(AP) — Millions of people in the central United States are bracing for powerful storms Monday including long-track tornadoes, hurricane-force winds and baseball-sized hail, forecasters said.
Much of Oklahoma and parts of Kansas are at the greatest risk of bad weather — including areas in Oklahoma, such as Sulphur and Holdenville, still recovering from a tornado that killed four and left thousands without power late last month. Both the Plains and Midwest have been hammered by tornadoes this spring.
In all, nearly 10 million people live in areas under threat of severe weather, the National Weather Service’s Storm Prediction Center said. Forecasters there issued a rare high risk for central Oklahoma and southern Kansas.
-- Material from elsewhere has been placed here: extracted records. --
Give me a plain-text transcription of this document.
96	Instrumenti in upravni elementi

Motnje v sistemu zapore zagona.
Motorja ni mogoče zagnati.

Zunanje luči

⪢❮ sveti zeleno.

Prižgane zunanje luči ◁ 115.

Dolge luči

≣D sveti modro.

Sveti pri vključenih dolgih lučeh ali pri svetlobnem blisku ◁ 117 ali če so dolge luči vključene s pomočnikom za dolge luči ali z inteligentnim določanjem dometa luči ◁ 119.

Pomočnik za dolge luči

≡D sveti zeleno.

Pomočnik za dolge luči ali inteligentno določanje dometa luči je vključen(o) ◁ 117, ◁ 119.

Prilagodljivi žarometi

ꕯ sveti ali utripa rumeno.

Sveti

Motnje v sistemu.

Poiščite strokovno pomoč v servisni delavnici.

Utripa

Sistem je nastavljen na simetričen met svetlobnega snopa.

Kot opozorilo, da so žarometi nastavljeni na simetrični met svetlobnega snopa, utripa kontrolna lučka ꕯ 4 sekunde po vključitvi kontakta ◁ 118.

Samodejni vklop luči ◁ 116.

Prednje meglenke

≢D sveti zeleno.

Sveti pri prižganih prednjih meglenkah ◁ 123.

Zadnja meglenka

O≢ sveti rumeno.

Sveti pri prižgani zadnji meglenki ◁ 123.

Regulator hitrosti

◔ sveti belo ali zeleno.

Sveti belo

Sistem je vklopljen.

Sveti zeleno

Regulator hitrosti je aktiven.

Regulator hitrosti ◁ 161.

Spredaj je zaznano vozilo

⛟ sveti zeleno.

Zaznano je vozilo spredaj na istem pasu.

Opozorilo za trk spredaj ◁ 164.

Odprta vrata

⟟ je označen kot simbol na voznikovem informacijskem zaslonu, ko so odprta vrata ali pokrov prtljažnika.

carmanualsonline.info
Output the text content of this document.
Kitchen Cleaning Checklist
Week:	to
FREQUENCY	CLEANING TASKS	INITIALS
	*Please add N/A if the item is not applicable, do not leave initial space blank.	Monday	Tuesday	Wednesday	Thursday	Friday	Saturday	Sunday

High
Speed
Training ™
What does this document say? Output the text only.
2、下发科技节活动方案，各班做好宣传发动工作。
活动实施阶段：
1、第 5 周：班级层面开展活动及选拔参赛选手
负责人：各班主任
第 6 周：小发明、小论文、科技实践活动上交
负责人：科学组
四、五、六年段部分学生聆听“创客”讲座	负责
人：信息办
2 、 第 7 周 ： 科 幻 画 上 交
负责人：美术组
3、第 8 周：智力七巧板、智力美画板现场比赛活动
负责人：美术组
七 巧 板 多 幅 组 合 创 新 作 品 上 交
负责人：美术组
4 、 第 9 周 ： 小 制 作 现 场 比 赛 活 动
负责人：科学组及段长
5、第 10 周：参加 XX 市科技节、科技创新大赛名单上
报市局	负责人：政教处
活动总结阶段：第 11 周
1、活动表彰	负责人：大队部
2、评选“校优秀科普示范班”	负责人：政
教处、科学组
With the forecast, Oklahoma City Public Schools and several metro-area school districts began canceling all after-school and evening activities. Oklahoma’s State Emergency Operations Center, which coordinates storm response from a bunker near the state Capitol, remains activated from last weekend’s deadly storms, and the state’s commissioner of public safety told state agencies to let most of their workers across Oklahoma leave early on Monday.
Monte Tucker, a farmer and rancher in the far western Oklahoma town of Sweetwater, spent Monday putting some of his tractors and heavy equipment in barns to protect it from potential hail and letting his neighbors know they can come to his house if the weather becomes dangerous.
“We built a house 10 years ago, and my stubborn wife put her foot down and made sure we built a safe room,” Tucker said. He said the entire ground-level room is built with reinforced concrete walls.
Tucker said there’s not much you can do to protect cattle from severe storms, but he said the animals tend to know when the weather turns threatening.
Bill Bunting, deputy director of the Storm Prediction Center, said a high risk from the center is not something seen every day or every spring.
“It’s the highest level of threat we can assign. And it’s a day to take very, very seriously,” he said.
The last time a high risk was issued was March 31, 2023, when a massive storm system tore through parts of the South and Midwest including Arkansas, Illinois and rural Indiana.
The risk on Monday in parts of the southern Plains is the worst in five years, AccuWeather Chief Meteorologist Jon Porter said.
“If you look at a meteorology textbook about how to get a significant tornado outbreak in the southern Plains, all the ingredients you need are here today,” Porter said.
Cities that could see stormy weather include Kansas City, Missouri, and Lincoln, Nebraska.
The number of storms and their intensity should increase quickly in the evening hours across western parts of Oklahoma and up into south-central Kansas, Bunting said.
The expected thunderstorms could produce winds up to and potentially exceeding 80 mph (49.71 kph), according to Porter. Even worse, those “supercell” storms can produce destructive tornadoes.